Op woensdag 28 juni vond het Politiek Zomercafé plaats in Nieuwspoort, Den Haag. Tijdens deze bijeenkomst ging gastspreker Kees Verhoeven in gesprek met de zaal over het thema digitalisering in de politiek. Het Politiek Zomercafé werd geopend door Arie van Bellen, directeur van ECP. Na een kort welkomstwoord werd Kees Verhoeven geïntroduceerd.
Verhoeven sprak aan de hand van zijn boek ‘De Democratie Crasht’ over de invloed die digitalisering heeft op de Nederlandse rechtstaat en democratie. Zo sprak hij over de wisselwerking tussen democratie, technologie en psychologie. In het huidige politieke landschap is er veel versnippering; er zijn twintig verschillende politieke partijen en weinig verbinding tussen dossiers. Het vertrouwen van de burger in politici was nog eerder niet zo laag (21%) blijkt uit cijfers van het CBS. Ook de overheid heeft minder vertrouwen in de burger. Door middel van digitale technologie probeert de overheid grip te krijgen, maar digitalisering heeft juist grip op de politiek.

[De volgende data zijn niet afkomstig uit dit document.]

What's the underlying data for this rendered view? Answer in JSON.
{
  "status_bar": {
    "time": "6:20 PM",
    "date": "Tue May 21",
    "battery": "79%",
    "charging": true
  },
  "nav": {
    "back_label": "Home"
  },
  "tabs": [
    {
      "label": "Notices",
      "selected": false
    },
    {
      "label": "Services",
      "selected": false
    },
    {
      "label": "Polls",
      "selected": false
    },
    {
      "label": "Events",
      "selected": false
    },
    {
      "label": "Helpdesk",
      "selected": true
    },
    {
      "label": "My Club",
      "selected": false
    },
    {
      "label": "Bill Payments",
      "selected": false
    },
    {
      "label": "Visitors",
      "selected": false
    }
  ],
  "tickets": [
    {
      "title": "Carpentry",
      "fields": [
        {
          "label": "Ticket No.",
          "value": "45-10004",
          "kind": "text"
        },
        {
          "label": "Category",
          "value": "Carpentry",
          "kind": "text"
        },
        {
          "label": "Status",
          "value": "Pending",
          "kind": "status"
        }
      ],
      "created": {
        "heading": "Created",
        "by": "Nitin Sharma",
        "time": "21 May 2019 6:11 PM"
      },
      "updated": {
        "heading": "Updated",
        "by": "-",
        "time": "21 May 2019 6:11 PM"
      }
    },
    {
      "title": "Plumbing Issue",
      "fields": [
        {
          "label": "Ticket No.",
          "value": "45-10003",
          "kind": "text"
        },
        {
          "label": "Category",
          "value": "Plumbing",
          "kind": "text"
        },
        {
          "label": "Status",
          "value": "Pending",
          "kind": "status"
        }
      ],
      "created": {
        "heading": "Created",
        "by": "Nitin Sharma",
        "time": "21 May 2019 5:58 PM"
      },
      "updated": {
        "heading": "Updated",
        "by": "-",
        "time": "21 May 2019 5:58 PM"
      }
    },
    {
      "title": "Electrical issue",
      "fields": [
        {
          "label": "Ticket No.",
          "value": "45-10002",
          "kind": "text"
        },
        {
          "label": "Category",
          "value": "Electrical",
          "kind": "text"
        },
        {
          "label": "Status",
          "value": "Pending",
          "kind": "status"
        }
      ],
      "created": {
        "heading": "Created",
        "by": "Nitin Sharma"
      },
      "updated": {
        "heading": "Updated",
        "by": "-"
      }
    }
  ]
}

Daarnaast herkent Verhoeven een aantal systeem- en denkfouten bij politici. Zij hebben last van maakbaarheidsdrang die gevoed wordt door data. Data wordt ingezet om grip te krijgen op maatschappelijke problemen: corona, fraude, schoolverlaters. Algoritmes voorspellen en verklaren. Om beter met technologie om te gaan stelt Verhoeven voor om te redeneren vanuit collectieve waarden en beginselen. De Tweede Kamer is toe aan een inhoudelijk debat, maar vanwege systeemfouten is dat moeilijk te realiseren. In de praktijk worden er methodes toegepast die vanuit collectieve waarden digitalisering benaderen. Verhoeven verwees naar de Aanpak Begeleidingsethiek die door ECP ontwikkelt is.
Ook scoringsdrang is één van de systeemfouten die bij politici speelt. Dit komt door de invloed die sociale media hebben op de werkwijze van politici. Tijdens debatten is er meer focus op strakke one-liners dan inhoudelijke argumenten, zodat filmpjes of tweets online meer gedeeld worden.
Na de presentatie van Kees Verhoeven was het de beurt aan de zaal om vragen te stellen. Onder de aanwezigen waren onder andere voormalig politica en voorzitter van het bestuur van ECP Tineke Netelenbos, zo ook voormalig Tweede Kamerlid van de PvdA en eigenaar van DIVD Astrid Oosenbrug en Tweede Kamerlid en VVD Woordvoerder Digitale zaken & BZK Hawre Rahimi.
Naar aanleiding van de schets die Verhoeven in zijn presentatie gaf over de huidige werkwijze van politici werd er vanuit de zaal de volgende vraag gesteld. ‘Hoe zorgen we dat positieve bedrijfsmaatregelen met een lange termijn ook onder de aandacht blijven bij politici die last hebben van scoringsdrift?’
Volgens Verhoeven is het een kwestie van de financiering op de juiste plek krijgen. Politici willen grip hebben op de huidige maatschappelijke problemen en daarom is een lange termijn investering onaantrekkelijk. Vanuit het Nationaal Groeifonds wordt hier op een goede manier aan gewerkt.
Vanuit de zaal ontstond er ook een gesprek over het binnenhalen van kennis in de Kamer. Kamerleden zijn vaak bang om in gesprek te gaan met externen, waaronder ambtenaren, terwijl er binnen de overheid veel kennis en behoefte is om ervaring te delen. Volgens de Oekaze-Kok die in 1998 door oud premier Wim Kok werd ingevoerd was het ambtenaren alleen toegestaan om feitelijke informatie te geven aan Kamerleden, journalisten en anderen. Daarvoor was er nog instemming van de minister noodzakelijk.
De regeling is eind 2020 door Minister Kajsa Ollongren van Binnenlandse Zaken en Koninkrijksrelaties versoepeld, maar het sentiment is nog voelbaar. Tineke Netelenbos begon eind jaren tachtig als Kamerlid en deelde haar ervaring met de zaal. Ook Kees Verhoeven herinnerde zich goed hoe hij tijdens en na zijn carrière als Kamerlid weinig tot geen contact had met ambtenaren.
Ter afsluiting van de vragenronde vond een geslaagde borrel plaats waarop de gasten de discussies in de zaal konden voortzetten.